At the top of the leaderboard, Jim Furyk and Jason Dufner shared the lead on 10 under, Dufner having birdied the fourth and fifth and overnight leader Furyk holing from 35ft for an unlikely birdie on the sixth.

The final pair were threatening to pull away from the chasing pack, with Sweden’s Henrik Stenson closing the gap to one with an eagle from 20ft on the fourth but dropping a shot on the seventh to lie seven under.

Meanwhile, Scotland’s Marc Warren was in contention for a top-10 finish at the half-way point of his final round. Setting out yesterday at one-under, Warren was one under through the first nine and two under for the tournament, which had him in a share of 12th.

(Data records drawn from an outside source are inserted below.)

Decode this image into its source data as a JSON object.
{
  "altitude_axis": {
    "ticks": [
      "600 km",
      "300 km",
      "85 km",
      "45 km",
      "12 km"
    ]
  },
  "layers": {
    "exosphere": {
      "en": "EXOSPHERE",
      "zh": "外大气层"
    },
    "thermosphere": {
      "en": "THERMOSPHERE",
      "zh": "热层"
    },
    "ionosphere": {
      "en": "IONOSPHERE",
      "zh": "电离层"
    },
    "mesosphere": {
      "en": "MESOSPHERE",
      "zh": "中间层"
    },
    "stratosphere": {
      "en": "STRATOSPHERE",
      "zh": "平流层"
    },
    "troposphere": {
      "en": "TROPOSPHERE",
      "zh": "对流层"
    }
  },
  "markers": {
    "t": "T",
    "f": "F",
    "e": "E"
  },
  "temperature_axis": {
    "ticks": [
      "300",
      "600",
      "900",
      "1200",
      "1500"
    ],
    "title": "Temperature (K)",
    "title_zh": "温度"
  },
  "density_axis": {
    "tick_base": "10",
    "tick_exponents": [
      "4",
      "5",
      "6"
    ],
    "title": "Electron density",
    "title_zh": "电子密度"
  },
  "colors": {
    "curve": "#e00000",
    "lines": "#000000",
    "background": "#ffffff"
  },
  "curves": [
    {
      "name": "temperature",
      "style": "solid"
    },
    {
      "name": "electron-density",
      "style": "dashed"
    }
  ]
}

Compatriot Stephen Gallacher finished eight over for the tournament, but could hold his head high after shooting an impressive one-under 69 yesterday. Glasgow’s Scott Jamieson was in contention for a top-30 finish after shooting a one-over-par 71 to finish two over for the tournament.

Mickelson fails to build on Open joy

Phil Mickelson avoided going from first to last after making an early start in the final round of the 95th US PGA Championship at Oak Hill yesterday.

Mickelson found himself in the second group out at 8:25am following a third round of 78, a stark contrast to his Open Championship triumph at Muirfield last month.

The world No 2 looked in danger of finishing last of the 75 players who made the cut when he went to the turn in 39 with two birdies, one bogey, one double bogey and a triple bogey, but a back nine of 33 ensured he finished one shot better than compatriot Gary Woodland.

Mickelson, who was 21st in the Bridgestone Invitational last week, said: “I didn’t play very well the last two weeks. I’m not going to worry about it.

“I’m going to go just work on my short game at my home, just chip and putt, and then wait four or five days before I start hitting balls again because I want to forget these couple of weeks where I really haven’t struck it the way I had for a few months.

“I’ll look at some film from those events I played well and just try to do the same thing that I was doing.”

Mickelson’s Open win took him back to second in the world rankings behind Tiger Woods and raised hopes of some exciting duels between the pair but Woods also struggled here.